Gericht: Oberlandesgericht Naumburg
Urteil verkündet am 12.12.2006
Aktenzeichen: 9 U 106/06
Rechtsgebiete: EuGVVO


Vorschriften:

EuGVVO Art. 5 lit. a
Macht ein deutscher Kläger gegen ein österreichisches Time-Sharing-Unternehmen (in der Rechtsform eines Vereins) die Rückzahlung der von ihm geleisteten Einlage (im Vertrag als Kaufpreis bezeichnet) mit der Behauptung geltend, der Beitrittsvertrag sei wegen Sittenwidrigkeit nichtig und ihm stehe deshalb ein Anspruch aus ungerechtfertigter Bereicherung zu, so ist für diese Klage gem. Art. 5 lit. a EuGVVO ein deutsches Gericht örtlich zuständig.
OBERLANDESGERICHT NAUMBURG IM NAMEN DES VOLKES URTEIL

9 U 106/06 OLG Naumburg

Verkündet am: 12.12.2006

In dem Rechtsstreit

hat der 9. Zivilsenat des Oberlandesgerichts Naumburg auf die mündliche Verhandlung vom 12.12.2006 unter Mitwirkung des Vorsitzenden Richters am Oberlandesgericht Dr.
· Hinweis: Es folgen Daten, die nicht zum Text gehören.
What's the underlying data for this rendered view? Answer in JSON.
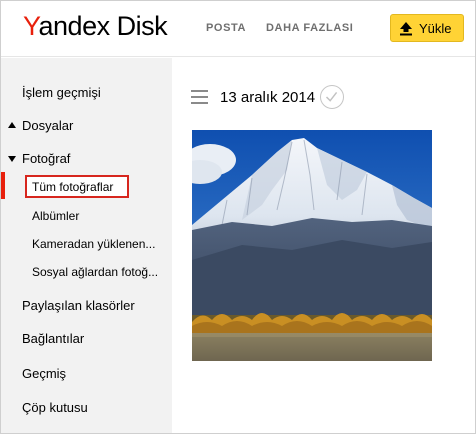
{
  "header": {
    "logo_y": "Y",
    "logo_rest": "andex Disk",
    "nav": [
      {
        "label": "POSTA"
      },
      {
        "label": "DAHA FAZLASI"
      }
    ],
    "upload_label": "Yükle"
  },
  "sidebar": {
    "items": [
      {
        "label": "İşlem geçmişi"
      },
      {
        "label": "Dosyalar",
        "expander": "collapsed"
      },
      {
        "label": "Fotoğraf",
        "expander": "expanded"
      },
      {
        "label": "Tüm fotoğraflar",
        "active": true
      },
      {
        "label": "Albümler"
      },
      {
        "label": "Kameradan yüklenen..."
      },
      {
        "label": "Sosyal ağlardan fotoğ..."
      },
      {
        "label": "Paylaşılan klasörler"
      },
      {
        "label": "Bağlantılar"
      },
      {
        "label": "Geçmiş"
      },
      {
        "label": "Çöp kutusu"
      }
    ]
  },
  "main": {
    "date_heading": "13 aralık 2014",
    "photo_icon": "mountain-landscape-photo"
  },
  "colors": {
    "accent_red": "#e8200c",
    "upload_yellow": "#ffd335",
    "sidebar_bg": "#f2f2f2"
  }
}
Klier, des Richters am Landgericht Lienau und des Richters am Oberlandesgericht Dr. Tiemann für Recht erkannt:

Tenor:

Auf die Berufung des Klägers wird das am 11.7.2006 verkündete Urteil des Landgerichts Dessau (2 O 1253/05) einschließlich des zugrundeliegenden Verfahrens aufgehoben.

Der Rechtsstreit wird zur erneuten Verhandlung und Entscheidung - auch über die Kosten des Berufungsverfahrens - an das Landgericht Dessau zurückverwiesen.
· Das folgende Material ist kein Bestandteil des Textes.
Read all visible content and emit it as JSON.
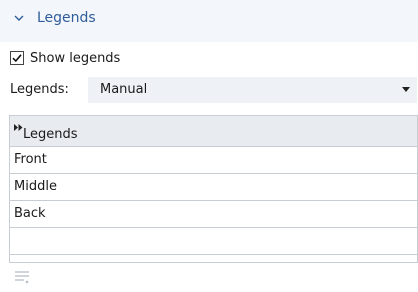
{
  "section": {
    "title": "Legends",
    "collapse_icon": "chevron-down-icon"
  },
  "show_legends": {
    "label": "Show legends",
    "checked": true
  },
  "legends_select": {
    "label": "Legends:",
    "value": "Manual"
  },
  "table": {
    "column_header": "Legends",
    "header_icon": "fast-forward-icon",
    "rows": [
      "Front",
      "Middle",
      "Back",
      ""
    ]
  },
  "footer_icon": "list-settings-icon",
  "colors": {
    "accent": "#2f5d9a",
    "header_bg": "#f3f6fa",
    "table_header_bg": "#e8ecf1"
  }
}
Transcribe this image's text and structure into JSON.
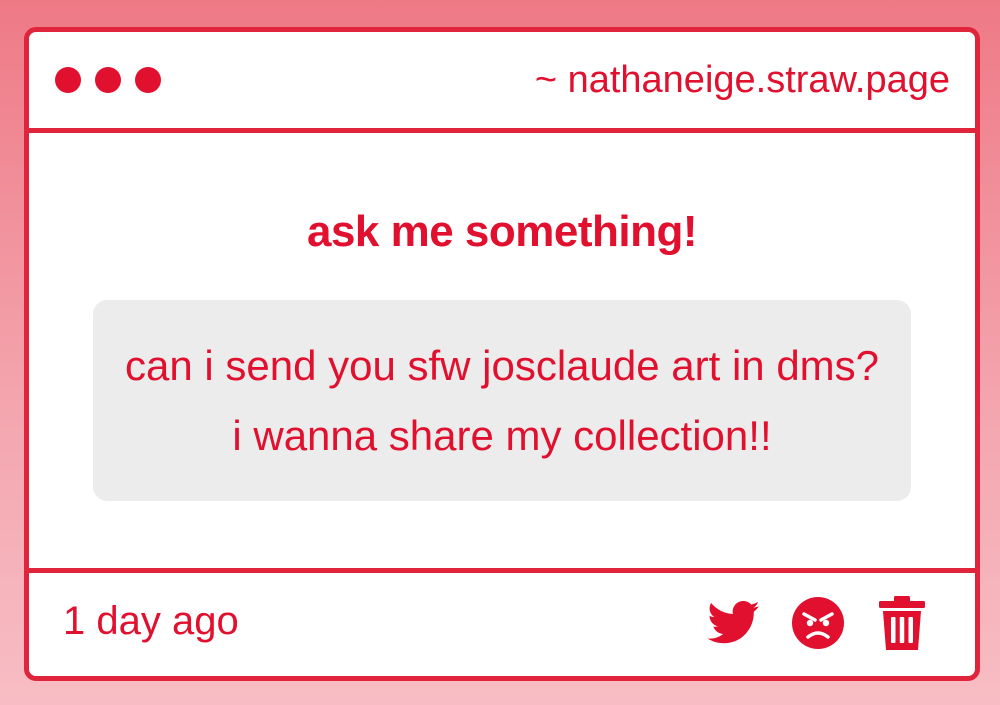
{
  "window": {
    "url": "~ nathaneige.straw.page"
  },
  "main": {
    "prompt": "ask me something!",
    "question": "can i send you sfw josclaude art in dms? i wanna share my collection!!"
  },
  "footer": {
    "timestamp": "1 day ago",
    "actions": [
      "twitter-icon",
      "angry-face-icon",
      "trash-icon"
    ]
  },
  "colors": {
    "accent": "#e0102e",
    "border": "#e0243b",
    "question_bg": "#ececec",
    "background_top": "#ee7a86",
    "background_bottom": "#f8bdc4"
  }
}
Die Revision wird nicht zugelassen.

Gründe:

I.

Von der Darstellung des Sachverhalts wird gemäß § 540 Abs. 2 ZPO abgesehen.

II.

Die Berufung ist zulässig, insbesondere form- und fristgerecht eingelegt und begründet worden. Das Rechtsmittel hat Erfolg. Auf den vom Kläger gestellten Hauptantrag ist das Urteil des Landgerichts gemäß § 538 Abs.2 Nr. 3 ZPO aufzuheben. Das Landgericht hat die Klage mit der Begründung als unzulässig abgewiesen, dass nicht das Landgericht Dessau, sondern ein österreichisches Gericht zuständig sei. Dagegen wendet sich die Berufung mit Erfolg.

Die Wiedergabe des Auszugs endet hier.